In the discharge of its functions under this Act, the National Housing  Bank
shall be guided by such directions in matters  of  policy  involving  public
interest as the Central government, in consultation with the  Reserve  Bank,
or the Reserve Bank, may give in writing.

      We are informed at the bar by the learned counsel  appearing  for  the
Reserve Bank of India  that  there  are  some  49  entities  (we  doubt  the
accuracy of the statement but it does  not  make  any  difference  for  this
decision on hand), such as, 18  State  Financial  Corporations,  Exim  Bank,
National Housing Bank, NABARD etc., which fall within the definition of  the
expression "bank" or "financial institution" as defined under  the  SARFAESI
Act which fall within the sweep of Section 2(1)(o)(a) of the said Act.
[20]   The Basle Committee on Banking Regulations and Supervisory  Practices
appointed by the Bank of  International  Settlements  (BIS)  has  prescribed
certain capital adequacy standards to be followed by  commercial  banks  and
these standards have been accepted for implementation by several  countries.
 The BIS standard, as it  is  popularly  known,  seeks  to  measure  capital
adequacy  as  the  ratio  of  capital  to  risk  weighted  assets.   It  has
prescribed weightages for  different  categories  of  assets  which  include
certain off-balance sheet items as well.  The Committee believes that it  is
necessary that banks in India also conform to these standards  in  a  phased
manner. [See:  Capital  Adequacy,  Accounting  Policies  and  Other  Related
Matters, Report of the Committee on the Financial  System  (November  1991),
Ch.V page 51]
[21]    Section 45-I(f) ''non-banking financial company'' means-
      (i)   a financial institution which is a company;
      (ii)  a non-banking institution which is a company and  which  has  as
its principal business the  receiving  of  deposits,  under  any  scheme  or
arrangement or in any other manner, or lending in any manner;
      (iii)       such  other  non-banking  institution  or  class  of  such
institutions, as the Bank may, with the previous  approval  of  the  Central
Government and by notification in the Official Gazette, specify.

[22]   "39. The Guidelines issued by RBI dated 13.7.2005  itself  authorizes
the banks to deal inter se in NPAs.  These guidelines have  been  issued  by
the regulator in exercise of the powers conferred by Sections  21  and  35-A
of the Act.   ......................  All this comes  within  the  ambit  of
Section 21 which enables RBI to frame the policy in relation to advances  to
be followed by the banking companies under Section 21(2).  These  guidelines
and directions following them have a statutory force."

[23]   Section 2(1) (j) "default" means non-payment of  any  principal  debt
or interest thereon or any  other  amount  payable  by  a  borrower  to  any
secured creditor consequent upon which  the  account  of  such  borrower  is
classified as non-performing asset in the books of account  of  the  secured
creditor ;

[24]   Section 13(3A).

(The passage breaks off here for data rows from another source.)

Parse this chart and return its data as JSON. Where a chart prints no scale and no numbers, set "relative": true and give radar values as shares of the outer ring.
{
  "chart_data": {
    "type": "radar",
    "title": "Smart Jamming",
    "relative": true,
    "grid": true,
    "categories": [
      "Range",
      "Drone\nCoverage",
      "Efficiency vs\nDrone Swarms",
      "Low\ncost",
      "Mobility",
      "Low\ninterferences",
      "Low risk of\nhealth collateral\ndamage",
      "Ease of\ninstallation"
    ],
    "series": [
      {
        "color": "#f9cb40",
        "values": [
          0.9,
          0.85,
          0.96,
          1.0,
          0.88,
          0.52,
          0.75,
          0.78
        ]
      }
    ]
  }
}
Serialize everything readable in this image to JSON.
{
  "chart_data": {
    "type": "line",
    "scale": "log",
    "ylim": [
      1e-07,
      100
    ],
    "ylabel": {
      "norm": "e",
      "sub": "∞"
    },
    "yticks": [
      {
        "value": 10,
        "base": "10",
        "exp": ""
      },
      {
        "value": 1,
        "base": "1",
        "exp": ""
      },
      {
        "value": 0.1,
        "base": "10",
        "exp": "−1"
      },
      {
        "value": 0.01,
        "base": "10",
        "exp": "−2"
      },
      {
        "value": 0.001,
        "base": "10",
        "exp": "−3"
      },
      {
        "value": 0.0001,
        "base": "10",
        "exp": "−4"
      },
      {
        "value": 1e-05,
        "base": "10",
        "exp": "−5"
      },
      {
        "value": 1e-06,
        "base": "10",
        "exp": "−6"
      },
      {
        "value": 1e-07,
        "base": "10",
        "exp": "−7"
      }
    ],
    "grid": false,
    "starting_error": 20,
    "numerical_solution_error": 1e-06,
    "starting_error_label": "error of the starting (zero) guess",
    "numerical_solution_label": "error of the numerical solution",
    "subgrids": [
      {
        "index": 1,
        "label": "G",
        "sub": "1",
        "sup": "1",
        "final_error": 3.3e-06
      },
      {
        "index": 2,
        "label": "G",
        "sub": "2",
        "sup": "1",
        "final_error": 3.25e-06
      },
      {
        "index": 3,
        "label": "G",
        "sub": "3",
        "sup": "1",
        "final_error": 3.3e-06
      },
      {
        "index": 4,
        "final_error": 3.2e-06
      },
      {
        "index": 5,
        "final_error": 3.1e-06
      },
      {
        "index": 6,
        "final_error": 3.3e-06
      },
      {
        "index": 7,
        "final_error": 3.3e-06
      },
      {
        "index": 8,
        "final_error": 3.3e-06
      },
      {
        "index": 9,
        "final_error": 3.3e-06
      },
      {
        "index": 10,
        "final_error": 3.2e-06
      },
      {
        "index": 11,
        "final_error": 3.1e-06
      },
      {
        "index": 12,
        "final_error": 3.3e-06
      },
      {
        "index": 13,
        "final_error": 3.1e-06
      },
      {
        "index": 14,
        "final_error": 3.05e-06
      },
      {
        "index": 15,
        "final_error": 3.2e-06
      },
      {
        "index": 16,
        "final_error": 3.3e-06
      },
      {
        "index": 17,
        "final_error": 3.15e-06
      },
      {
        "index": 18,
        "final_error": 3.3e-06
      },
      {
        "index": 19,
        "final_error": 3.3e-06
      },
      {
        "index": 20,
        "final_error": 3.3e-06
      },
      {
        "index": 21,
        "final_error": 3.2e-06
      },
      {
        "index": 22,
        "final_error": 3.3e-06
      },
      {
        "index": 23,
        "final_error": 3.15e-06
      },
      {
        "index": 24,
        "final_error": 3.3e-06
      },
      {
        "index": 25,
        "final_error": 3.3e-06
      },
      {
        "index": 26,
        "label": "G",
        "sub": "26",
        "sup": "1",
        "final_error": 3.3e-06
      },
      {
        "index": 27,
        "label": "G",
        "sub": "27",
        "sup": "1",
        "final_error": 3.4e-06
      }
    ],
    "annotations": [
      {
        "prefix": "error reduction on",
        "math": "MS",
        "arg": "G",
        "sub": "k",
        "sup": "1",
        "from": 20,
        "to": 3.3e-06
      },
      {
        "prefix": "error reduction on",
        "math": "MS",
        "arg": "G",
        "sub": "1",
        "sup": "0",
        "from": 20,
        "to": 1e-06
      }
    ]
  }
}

If, on receipt of the notice under  sub-section  (2),
the borrower makes any representation or raises any objection,  the  secured
creditor shall consider such representation or objection and if the  secured
creditor comes to the conclusion that such representation  or  objection  is
not acceptable or tenable, he  shall  communicate  within  fifteen  days  of
receipt of such representation or objection the reasons  for  non-acceptance
of the representation or objection to the borrower.

      Provided that the reasons so communicated or the likely action of  the
secured creditor at the stage of communication of reasons shall  not  confer
any right upon the borrower to prefer an application to the  Debts  Recovery
Tribunal under section 17 or the Court of District Judge under section 17A.